By Doug Gollan, June 15, 2021

UP For Business evolves Wheels Up’s corporate offering by leveraging its diverse fleet, Delta Air Lines’ relationship, aircraft management, sales, and even maintenance, tied together in customizable programs

Every company is a bit different. Moreover, business travel needs are constantly changing, particularly in a post-pandemic world. UP For Business answers that need for customized solutions. It’s based on a consultative sales approach, chief sales officer of Wheels Up Ken Napolitano tells Private Jet Card Comparisons.

Wheels Up built its brand via partnerships with championship athletes and entities with widescale awareness, such as Costco and ESPN. UP, on the other hand, is about tailored programs.

UP For Business

Napolitano declines to discuss what can be negotiated. Instead, he focuses on the big picture. That is, today’s Wheels Up has a unique toolkit.

The first part is its extensive and diverse fleet. In addition to all four major jet categories, there are its signature King Air 350i turboprops.

That lineup has been in place with capped rates since December 2019. However, Delta Private Jets, Mountain Aviation, TMC Jets, and Gama Signature Aviation acquisitions mean it’s now on a company-operated fleet of over 350 owned and managed aircraft. There are also 1,200 more safety-vetted partner aircraft. It’s also new to the many companies being pitched. That’s because more companies than ever are looking into private aviation, and the fact, Wheels Up now has access to Delta corporate accounts.

Wheels Up and Delta

The January 2020 commercial agreement with Delta Air Lines enables UP members to use deposits, called Flexible Funds, for flights on the airline and private charters. There’s no limitation on how you use the funds. Napolitano says this is particularly impactful as it gives customers flexibility, something both CFOs and CEOs appreciated.

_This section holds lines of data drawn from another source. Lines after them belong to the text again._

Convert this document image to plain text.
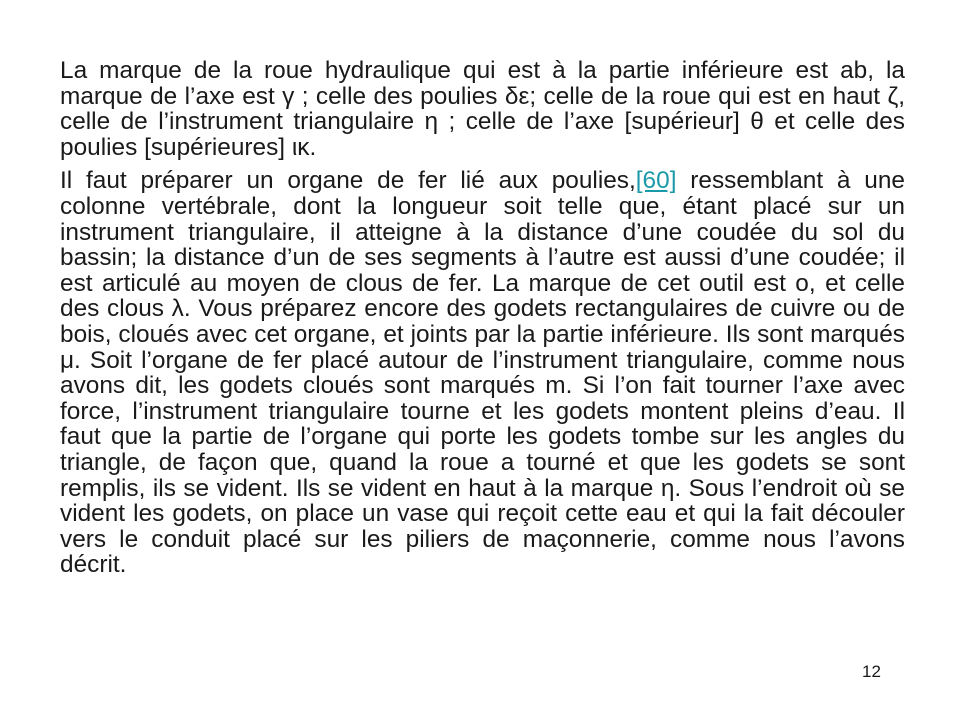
La marque de la roue hydraulique qui est à la partie inférieure est ab, la marque de l’axe est γ ; celle des poulies δε; celle de la roue qui est en haut ζ, celle de l’instrument triangulaire η ; celle de l’axe [supérieur] θ et celle des poulies [supérieures] ικ.

Il faut préparer un organe de fer lié aux poulies,[60] ressemblant à une colonne vertébrale, dont la longueur soit telle que, étant placé sur un instrument triangulaire, il atteigne à la distance d’une coudée du sol du bassin; la distance d’un de ses segments à l’autre est aussi d’une coudée; il est articulé au moyen de clous de fer. La marque de cet outil est o, et celle des clous λ. Vous préparez encore des godets rectangulaires de cuivre ou de bois, cloués avec cet organe, et joints par la partie inférieure. Ils sont marqués μ. Soit l’organe de fer placé autour de l’instrument triangulaire, comme nous avons dit, les godets cloués sont marqués m. Si l’on fait tourner l’axe avec force, l’instrument triangulaire tourne et les godets montent pleins d’eau. Il faut que la partie de l’organe qui porte les godets tombe sur les angles du triangle, de façon que, quand la roue a tourné et que les godets se sont remplis, ils se vident. Ils se vident en haut à la marque η. Sous l’endroit où se vident les godets, on place un vase qui reçoit cette eau et qui la fait découler vers le conduit placé sur les piliers de maçonnerie, comme nous l’avons décrit.

12
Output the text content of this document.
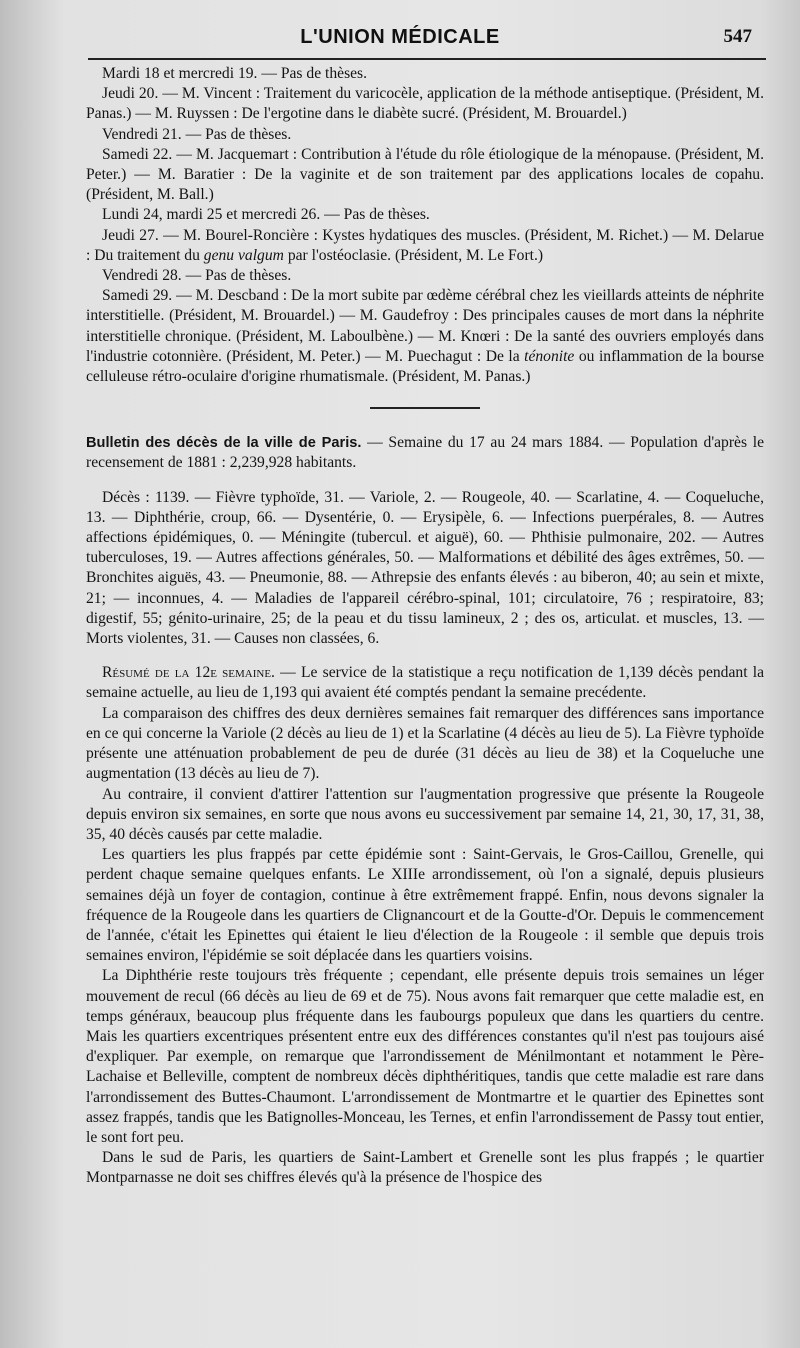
L'UNION MÉDICALE	547

Mardi 18 et mercredi 19. — Pas de thèses.

Jeudi 20. — M. Vincent : Traitement du varicocèle, application de la méthode antiseptique. (Président, M. Panas.) — M. Ruyssen : De l'ergotine dans le diabète sucré. (Président, M. Brouardel.)

Vendredi 21. — Pas de thèses.

Samedi 22. — M. Jacquemart : Contribution à l'étude du rôle étiologique de la ménopause. (Président, M. Peter.) — M. Baratier : De la vaginite et de son traitement par des applications locales de copahu. (Président, M. Ball.)

Lundi 24, mardi 25 et mercredi 26. — Pas de thèses.

Jeudi 27. — M. Bourel-Roncière : Kystes hydatiques des muscles. (Président, M. Richet.) — M. Delarue : Du traitement du genu valgum par l'ostéoclasie. (Président, M. Le Fort.)

Vendredi 28. — Pas de thèses.

Samedi 29. — M. Descband : De la mort subite par œdème cérébral chez les vieillards atteints de néphrite interstitielle. (Président, M. Brouardel.) — M. Gaudefroy : Des principales causes de mort dans la néphrite interstitielle chronique. (Président, M. Laboulbène.) — M. Knœri : De la santé des ouvriers employés dans l'industrie cotonnière. (Président, M. Peter.) — M. Puechagut : De la ténonite ou inflammation de la bourse celluleuse rétro-oculaire d'origine rhumatismale. (Président, M. Panas.)

Bulletin des décès de la ville de Paris. — Semaine du 17 au 24 mars 1884. — Population d'après le recensement de 1881 : 2,239,928 habitants.

Décès : 1139. — Fièvre typhoïde, 31. — Variole, 2. — Rougeole, 40. — Scarlatine, 4. — Coqueluche, 13. — Diphthérie, croup, 66. — Dysentérie, 0. — Erysipèle, 6. — Infections puerpérales, 8. — Autres affections épidémiques, 0. — Méningite (tubercul. et aiguë), 60. — Phthisie pulmonaire, 202. — Autres tuberculoses, 19. — Autres affections générales, 50. — Malformations et débilité des âges extrêmes, 50. — Bronchites aiguës, 43. — Pneumonie, 88. — Athrepsie des enfants élevés : au biberon, 40; au sein et mixte, 21; — inconnues, 4. — Maladies de l'appareil cérébro-spinal, 101; circulatoire, 76 ; respiratoire, 83; digestif, 55; génito-urinaire, 25; de la peau et du tissu lamineux, 2 ; des os, articulat. et muscles, 13. — Morts violentes, 31. — Causes non classées, 6.

Résumé de la 12e semaine. — Le service de la statistique a reçu notification de 1,139 décès pendant la semaine actuelle, au lieu de 1,193 qui avaient été comptés pendant la semaine precédente.

La comparaison des chiffres des deux dernières semaines fait remarquer des différences sans importance en ce qui concerne la Variole (2 décès au lieu de 1) et la Scarlatine (4 décès au lieu de 5). La Fièvre typhoïde présente une atténuation probablement de peu de durée (31 décès au lieu de 38) et la Coqueluche une augmentation (13 décès au lieu de 7).

Au contraire, il convient d'attirer l'attention sur l'augmentation progressive que présente la Rougeole depuis environ six semaines, en sorte que nous avons eu successivement par semaine 14, 21, 30, 17, 31, 38, 35, 40 décès causés par cette maladie.

Les quartiers les plus frappés par cette épidémie sont : Saint-Gervais, le Gros-Caillou, Grenelle, qui perdent chaque semaine quelques enfants. Le XIIIe arrondissement, où l'on a signalé, depuis plusieurs semaines déjà un foyer de contagion, continue à être extrêmement frappé. Enfin, nous devons signaler la fréquence de la Rougeole dans les quartiers de Clignancourt et de la Goutte-d'Or. Depuis le commencement de l'année, c'était les Epinettes qui étaient le lieu d'élection de la Rougeole : il semble que depuis trois semaines environ, l'épidémie se soit déplacée dans les quartiers voisins.

La Diphthérie reste toujours très fréquente ; cependant, elle présente depuis trois semaines un léger mouvement de recul (66 décès au lieu de 69 et de 75). Nous avons fait remarquer que cette maladie est, en temps généraux, beaucoup plus fréquente dans les faubourgs populeux que dans les quartiers du centre. Mais les quartiers excentriques présentent entre eux des différences constantes qu'il n'est pas toujours aisé d'expliquer. Par exemple, on remarque que l'arrondissement de Ménilmontant et notamment le Père-Lachaise et Belleville, comptent de nombreux décès diphthéritiques, tandis que cette maladie est rare dans l'arrondissement des Buttes-Chaumont. L'arrondissement de Montmartre et le quartier des Epinettes sont assez frappés, tandis que les Batignolles-Monceau, les Ternes, et enfin l'arrondissement de Passy tout entier, le sont fort peu.

Dans le sud de Paris, les quartiers de Saint-Lambert et Grenelle sont les plus frappés ; le quartier Montparnasse ne doit ses chiffres élevés qu'à la présence de l'hospice des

New in the mix is Wheels Up’s aircraft management, maintenance, and whole aircraft sales. “We have designed programs for clients that own one or more aircraft and firms that want to get out of managing their own fleet. We offer one-stop solutions based on listening and figuring out what’s best for the customer,” Napolitano says.

While a brochure shows depositing $200,000 yields two Diamond Medallion memberships on Delta, Napolitano says part of the sales process is to figure out what the company needs. His team then develops an offering that’s a fit. “For one customer, our first mile, last mile approach is going to be important. We can meet you at JFK when you land on your Delta flight, transfer you to the FBO in a Porsche, and from there, you can fly in a King Air to an airport that’s close to your destination. For another company, it’s something different.”

Wheels Up Fund Programs

Fund programs range from $100,000 to $400,000 and up. There’s a dedicated account management team, and at $1 million, there is a dedicated corporate services team. Benefits include “unlimited lead passengers, multiple aircraft available per day for board meeting travel, and flexible payment terms.” That gives Wheels Up an edge against more structured fractional ownership offerings. Those programs require commitments of three to five years.

One attractive element of UP’s Fund Programs is the ability to reduce peak days. At $400,000, there are just 10 dates, the lowest among the major providers. While peak day surcharges vary widely, virtually all jet cards reserve the right to move your departure time by plus or minus three hours. That’s something that might not be good for business.